臨海地区は昭和40年代から埋立てによって造成されてきました。下水は基本的に自然流下方式で下水処理場まで運ばれますが、臨海地区は標高が低く、しかも埋立地が水路によって島のようになっているため、下水管を埋設できないのです。そのため、多くの事業場ではいまも建設当時に設置された単独浄化槽が使われています。
広い敷地の事業場の場合、作業場との距離が遠くに離れないよう、トイレが点在していることもあります。臨海地区ではたくさんの人が働いているため、規模の小さな事業場であったとしても全体としてみると、排出される生活排水はかなりの量となってしまいます。

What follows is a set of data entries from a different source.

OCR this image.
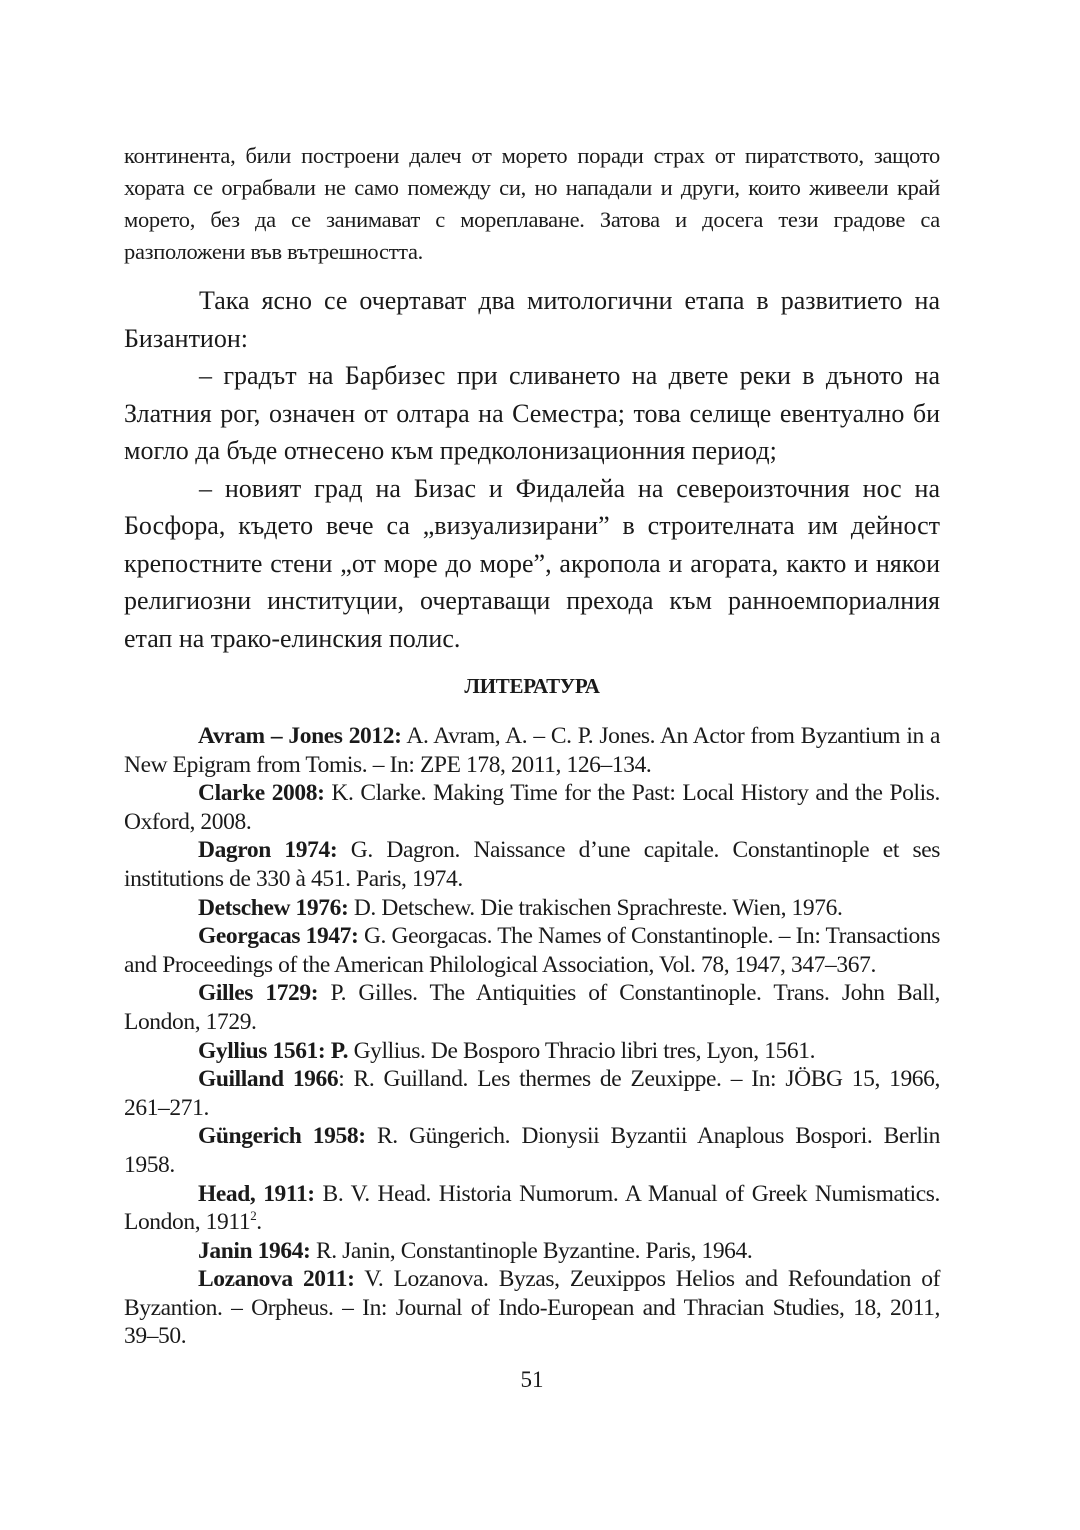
континента, били построени далеч от морето поради страх от пиратството, защото хората се ограбвали не само помежду си, но нападали и други, които живеели край морето, без да се занимават с мореплаване. Затова и досега тези градове са разположени във вътрешността.

Така ясно се очертават два митологични етапа в развитието на Бизантион:

– градът на Барбизес при сливането на двете реки в дъното на Златния рог, означен от олтара на Семестра; това селище евентуално би могло да бъде отнесено към предколонизационния период;

– новият град на Бизас и Фидалейа на североизточния нос на Босфора, където вече са „визуализирани” в строителната им дейност крепостните стени „от море до море”, акропола и агората, както и някои религиозни институции, очертаващи прехода към ранноемпориалния етап на трако-елинския полис.

ЛИТЕРАТУРА

Avram – Jones 2012: A. Avram, A. – C. P. Jones. An Actor from Byzantium in a New Epigram from Tomis. – In: ZPE 178, 2011, 126–134.

Clarke 2008: K. Clarke. Making Time for the Past: Local History and the Polis. Oxford, 2008.

Dagron 1974: G. Dagron. Naissance d’une capitale. Constantinople et ses institutions de 330 à 451. Paris, 1974.

Detschew 1976: D. Detschew. Die trakischen Sprachreste. Wien, 1976.

Georgacas 1947: G. Georgacas. The Names of Constantinople. – In: Transactions and Proceedings of the American Philological Association, Vol. 78, 1947, 347–367.

Gilles 1729: P. Gilles. The Antiquities of Constantinople. Trans. John Ball, London, 1729.

Gyllius 1561: P. Gyllius. De Bosporo Thracio libri tres, Lyon, 1561.

Guilland 1966: R. Guilland. Les thermes de Zeuxippe. – In: JÖBG 15, 1966, 261–271.

Güngerich 1958: R. Güngerich. Dionysii Byzantii Anaplous Bospori. Berlin 1958.

Head, 1911: B. V. Head. Historia Numorum. A Manual of Greek Numismatics. London, 1911$^2$.

Janin 1964: R. Janin, Constantinople Byzantine. Paris, 1964.

Lozanova 2011: V. Lozanova. Byzas, Zeuxippos Helios and Refoundation of Byzantion. – Orpheus. – In: Journal of Indo-European and Thracian Studies, 18, 2011, 39–50.

51
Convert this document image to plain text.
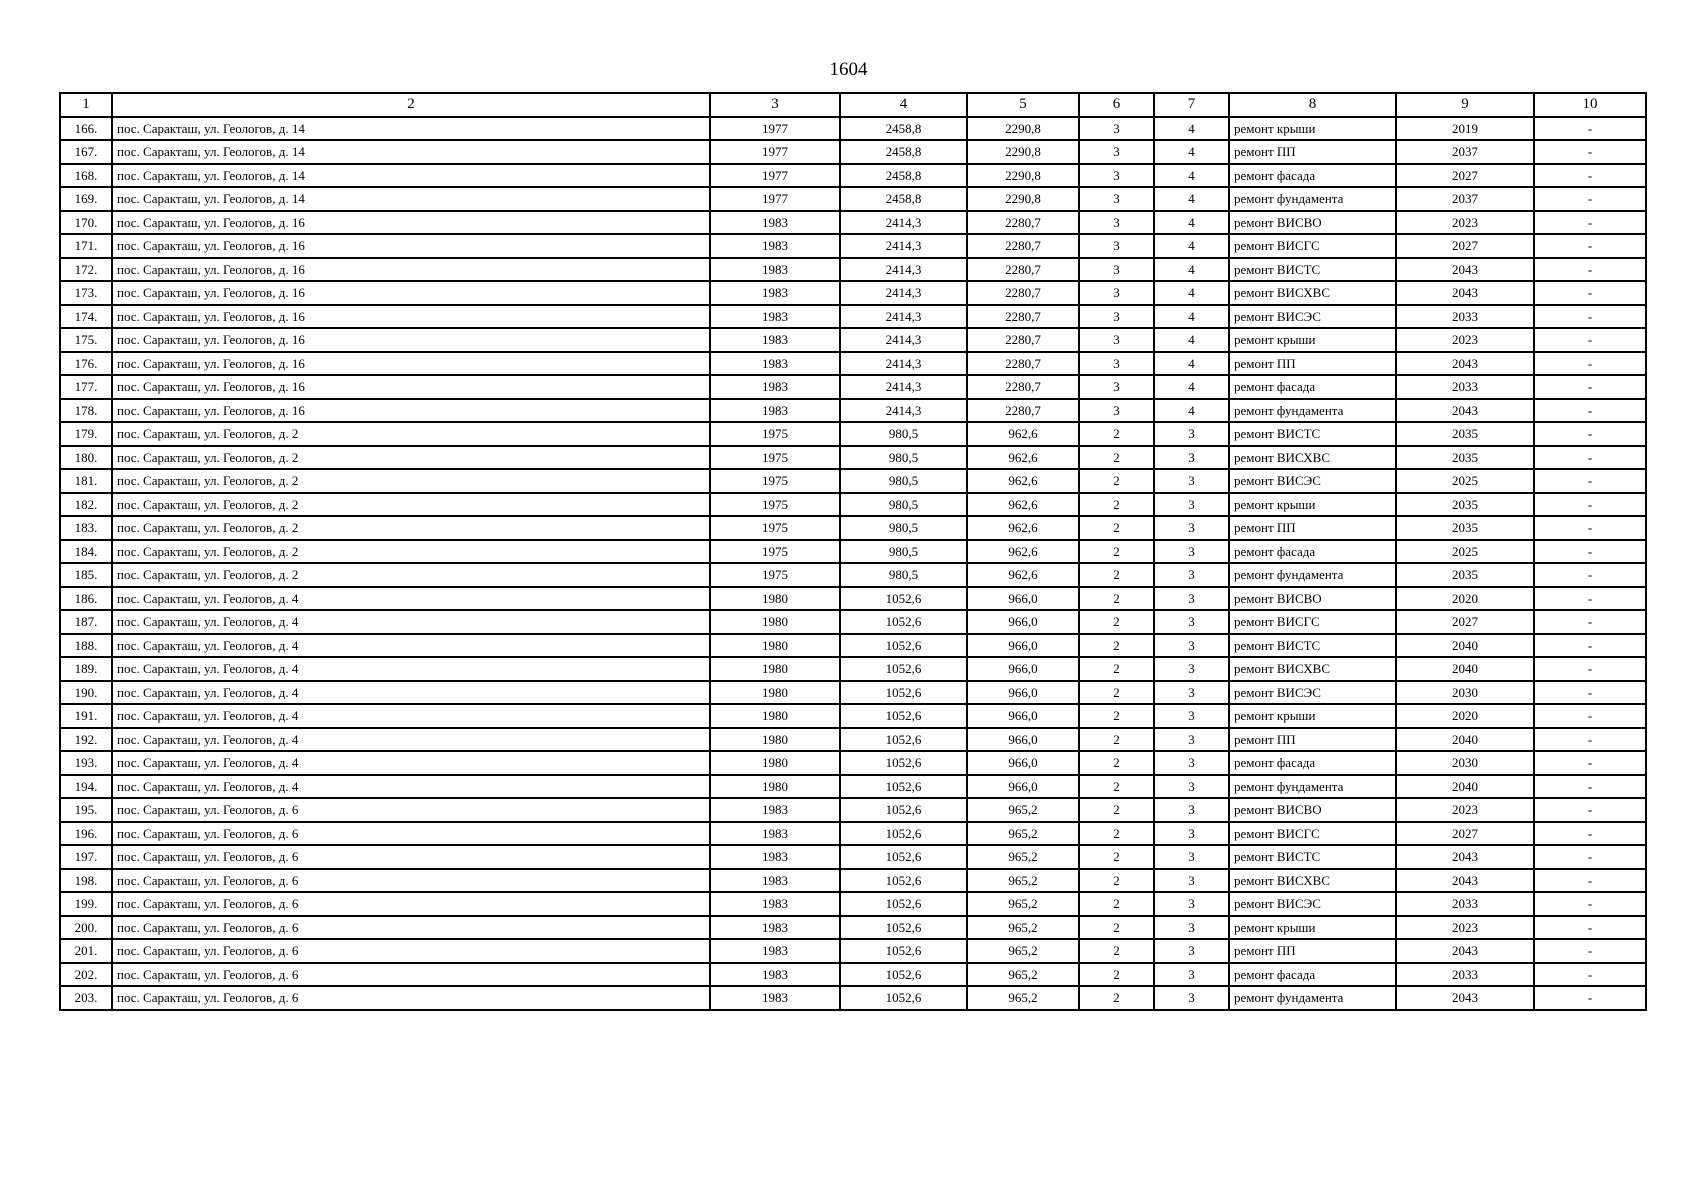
1604
1	2	3	4	5	6	7	8	9	10
166.	пос. Саракташ, ул. Геологов, д. 14	1977	2458,8	2290,8	3	4	ремонт крыши	2019	-
167.	пос. Саракташ, ул. Геологов, д. 14	1977	2458,8	2290,8	3	4	ремонт ПП	2037	-
168.	пос. Саракташ, ул. Геологов, д. 14	1977	2458,8	2290,8	3	4	ремонт фасада	2027	-
169.	пос. Саракташ, ул. Геологов, д. 14	1977	2458,8	2290,8	3	4	ремонт фундамента	2037	-
170.	пос. Саракташ, ул. Геологов, д. 16	1983	2414,3	2280,7	3	4	ремонт ВИСВО	2023	-
171.	пос. Саракташ, ул. Геологов, д. 16	1983	2414,3	2280,7	3	4	ремонт ВИСГС	2027	-
172.	пос. Саракташ, ул. Геологов, д. 16	1983	2414,3	2280,7	3	4	ремонт ВИСТС	2043	-
173.	пос. Саракташ, ул. Геологов, д. 16	1983	2414,3	2280,7	3	4	ремонт ВИСХВС	2043	-
174.	пос. Саракташ, ул. Геологов, д. 16	1983	2414,3	2280,7	3	4	ремонт ВИСЭС	2033	-
175.	пос. Саракташ, ул. Геологов, д. 16	1983	2414,3	2280,7	3	4	ремонт крыши	2023	-
176.	пос. Саракташ, ул. Геологов, д. 16	1983	2414,3	2280,7	3	4	ремонт ПП	2043	-
177.	пос. Саракташ, ул. Геологов, д. 16	1983	2414,3	2280,7	3	4	ремонт фасада	2033	-
178.	пос. Саракташ, ул. Геологов, д. 16	1983	2414,3	2280,7	3	4	ремонт фундамента	2043	-
179.	пос. Саракташ, ул. Геологов, д. 2	1975	980,5	962,6	2	3	ремонт ВИСТС	2035	-
180.	пос. Саракташ, ул. Геологов, д. 2	1975	980,5	962,6	2	3	ремонт ВИСХВС	2035	-
181.	пос. Саракташ, ул. Геологов, д. 2	1975	980,5	962,6	2	3	ремонт ВИСЭС	2025	-
182.	пос. Саракташ, ул. Геологов, д. 2	1975	980,5	962,6	2	3	ремонт крыши	2035	-
183.	пос. Саракташ, ул. Геологов, д. 2	1975	980,5	962,6	2	3	ремонт ПП	2035	-
184.	пос. Саракташ, ул. Геологов, д. 2	1975	980,5	962,6	2	3	ремонт фасада	2025	-
185.	пос. Саракташ, ул. Геологов, д. 2	1975	980,5	962,6	2	3	ремонт фундамента	2035	-
186.	пос. Саракташ, ул. Геологов, д. 4	1980	1052,6	966,0	2	3	ремонт ВИСВО	2020	-
187.	пос. Саракташ, ул. Геологов, д. 4	1980	1052,6	966,0	2	3	ремонт ВИСГС	2027	-
188.	пос. Саракташ, ул. Геологов, д. 4	1980	1052,6	966,0	2	3	ремонт ВИСТС	2040	-
189.	пос. Саракташ, ул. Геологов, д. 4	1980	1052,6	966,0	2	3	ремонт ВИСХВС	2040	-
190.	пос. Саракташ, ул. Геологов, д. 4	1980	1052,6	966,0	2	3	ремонт ВИСЭС	2030	-
191.	пос. Саракташ, ул. Геологов, д. 4	1980	1052,6	966,0	2	3	ремонт крыши	2020	-
192.	пос. Саракташ, ул. Геологов, д. 4	1980	1052,6	966,0	2	3	ремонт ПП	2040	-
193.	пос. Саракташ, ул. Геологов, д. 4	1980	1052,6	966,0	2	3	ремонт фасада	2030	-
194.	пос. Саракташ, ул. Геологов, д. 4	1980	1052,6	966,0	2	3	ремонт фундамента	2040	-
195.	пос. Саракташ, ул. Геологов, д. 6	1983	1052,6	965,2	2	3	ремонт ВИСВО	2023	-
196.	пос. Саракташ, ул. Геологов, д. 6	1983	1052,6	965,2	2	3	ремонт ВИСГС	2027	-
197.	пос. Саракташ, ул. Геологов, д. 6	1983	1052,6	965,2	2	3	ремонт ВИСТС	2043	-
198.	пос. Саракташ, ул. Геологов, д. 6	1983	1052,6	965,2	2	3	ремонт ВИСХВС	2043	-
199.	пос. Саракташ, ул. Геологов, д. 6	1983	1052,6	965,2	2	3	ремонт ВИСЭС	2033	-
200.	пос. Саракташ, ул. Геологов, д. 6	1983	1052,6	965,2	2	3	ремонт крыши	2023	-
201.	пос. Саракташ, ул. Геологов, д. 6	1983	1052,6	965,2	2	3	ремонт ПП	2043	-
202.	пос. Саракташ, ул. Геологов, д. 6	1983	1052,6	965,2	2	3	ремонт фасада	2033	-
203.	пос. Саракташ, ул. Геологов, д. 6	1983	1052,6	965,2	2	3	ремонт фундамента	2043	-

こうしたことも、東京湾の水質改善がなかなか進まない原因の一つになっています。
国土交通省、農林水産省、環境省の3省が連携した「持続的な汚水処理システム構築に向けた都道府県構想策定マニュアル」が平成26年(2014年)に策定されました。2020年には東京オリンピック・パラリンピックの開催が予定されています。東京都港区にあるお台場海浜公園はトライアスロンの会場として予定されていますが、水質は国の環境基準を満たしていません。海は一つに繋がっています。東京湾に接する地域全体が水質浄化に取り組むことが大切です。公益社団法人神奈川県生活水保全協会は、平成26年(2014年)から臨海地区の企業に対し、単独浄化槽から合併浄化槽へ転換する活動に取り組みはじめています。
東京湾の浄化を進めるには単独浄化槽をいかにして合併浄化槽へと転換していくのかが大きな課題の一つです。こうした取り組みも里海づくりといえるのです。
海岸にコンビナートが立ち並ぶ臨海工業地帯が広がる場所であっても、豊かな生態系の海にすることは可能です。